The time of meditation – you can start from three to five minutes, gradually increasing the time of minutes to fifteen or twenty or longer as far as you are comfortable.
Movement – ideally sit in a pose without movement, but if your nose itches, scratch it, trying to follow and understand your movement.
Distractions – if you are interrupted by a call, a child or a dog, switch to a situation, and then go back to meditation or continue later.
A place – it is best to choose a secluded place in the house, on the nature, park, church or temple, even in the office during lunch break. You can meditate on an airplane, train, etc.
What to expect – everyone has their own experience, so it is better to relax, follow the instructions of the chosen meditation and be open to any opportunities and experiences.
Disconnection from thoughts – beginners find it very difficult to stop thinking, thoughts are part of the process, you can just watch them or “distract” yourself into concentration on the account of breaths, breaths, mantra, prayer, etc. Once you have realized yourself in your thoughts, go back immediately to the object of concentration. The main thing is to pacify your mind, you can not get rid of thoughts, but your mind can become much calmer. Over time, it will be easier.
What you need – a rug or chair, a rug, earplugs, a blindfold, a pillow. In addition, you can light incense or incense sticks, candles, turn on the sound of bells or meditative music.
The beginning – at first it is necessary to relax, each muscle of the body, one after another, breathe deeply, slowing and calming the breath.
Postures are the simplest ones, lying in the pose of a corpse or sitting in a lotus pose or simply on a chair. Sedentary postures are better, as when lying down you can fall asleep, they can be used before bedtime for relaxation or with insomnia.
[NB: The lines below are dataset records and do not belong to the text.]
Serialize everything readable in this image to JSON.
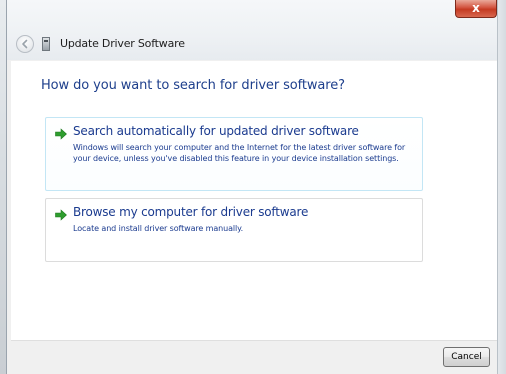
{
  "window": {
    "title": "Update Driver Software",
    "close_label": "x"
  },
  "main": {
    "heading": "How do you want to search for driver software?",
    "options": [
      {
        "title": "Search automatically for updated driver software",
        "description": "Windows will search your computer and the Internet for the latest driver software for your device, unless you've disabled this feature in your device installation settings.",
        "icon": "green-arrow-icon"
      },
      {
        "title": "Browse my computer for driver software",
        "description": "Locate and install driver software manually.",
        "icon": "green-arrow-icon"
      }
    ]
  },
  "footer": {
    "cancel_label": "Cancel"
  },
  "colors": {
    "link_blue": "#1b3b8f",
    "arrow_green": "#2e9d2e",
    "option_highlight_border": "#c3e6f5"
  }
}
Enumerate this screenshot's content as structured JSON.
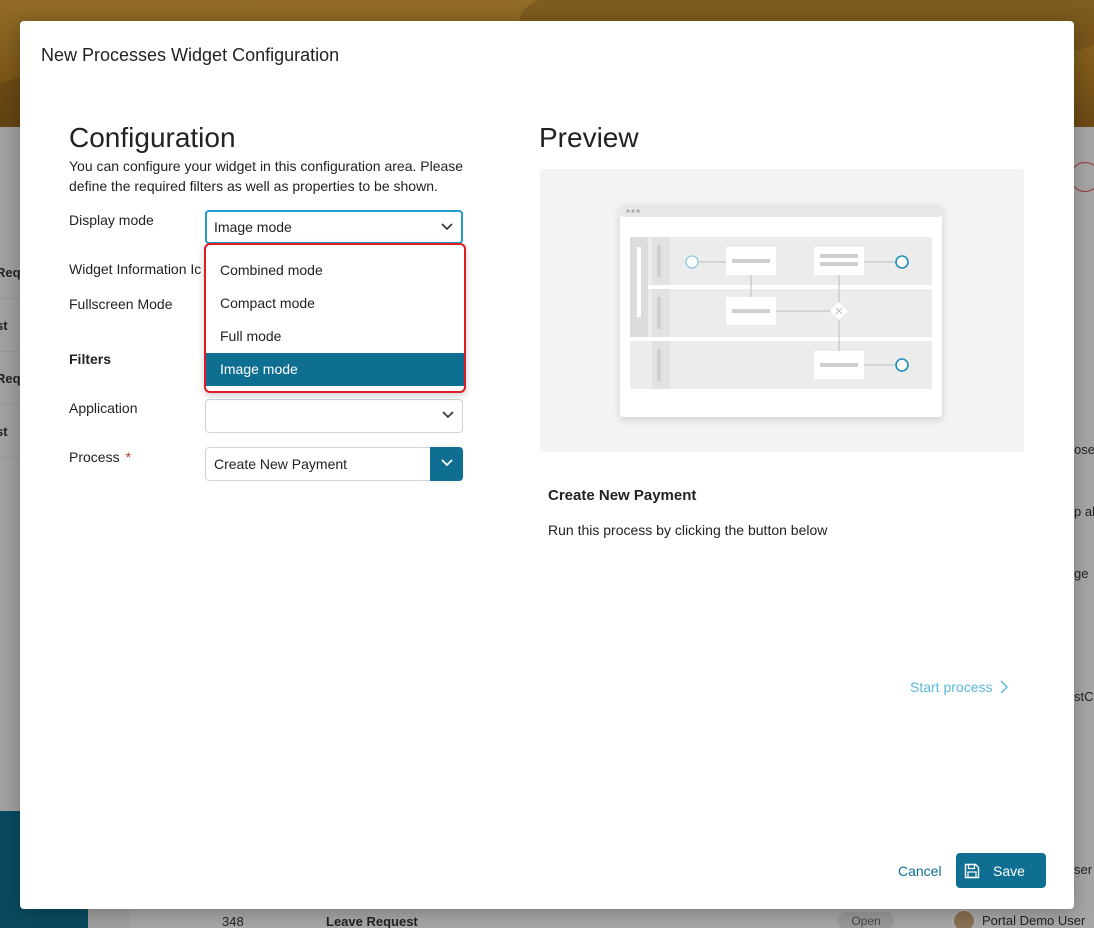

You can raise your legs on a chair or on a wall for a better rest of your legs.
I will describe the simplest position of sitting on a chair , since a beginner may not be comfortable in the lotus position. Here you need to sit up straight (back and spine should always be straight), deeper into the chair (not from the edge), under the back, you can put a small pillow or cushion, shoulders relaxed, hands lay comfortably on the lap palms up, head directly on the same line with spine, relax your face and neck, close your eyes, direct your gaze into the heart area. Concentrate on your breathing or perform one of the meditations.
You can also meditate standing , which easily allows you to perform meditation in the queue or while waiting to quickly feel the surge of energy.
Pose of Tadasan – Pose of the Mountain
Standing right we feel strong, like mountains, we have a close connection with the earth and a craving for heaven. Place the legs parallel to the legs slightly apart, straighten up, tighten the abdomen and back, pull the shoulders back and down, relax them, stand straight, keep the head on one line with the spine, relax the face and neck, hands freely hang down along the body.
Focus on the position of the body, feel the energy in the feet and feet that connect you to the ground. Realize the center of your body at the base of the spine and pelvic area, feel the energy emanating from this center.
Calming the mind
Our mind thinks completely independently. We analyze the past or endlessly worry about the future. We do not even know where our thoughts come from. Consolation of the mind is a priority task and we must completely detach ourselves from all worldly things. All spiritual teachings require a person to completely empty the mind, because only the silent mind can realize God, Buddha, Tao, or nature. Next, I will describe several techniques that help to calm the mind.
Sit in a convenient position for you to meditate and watch your breath, let the mind continue to wander its own way. Every time you become aware of your thoughts, try to gently turn your attention to breathing. Thus, you will learn to be aware of thoughts, but not attach importance to them. It’s just a thought. As this meditation progresses, your mind will become more and more calming.
Control of breathing is called pranayama, with its help you can effectively calm the mind.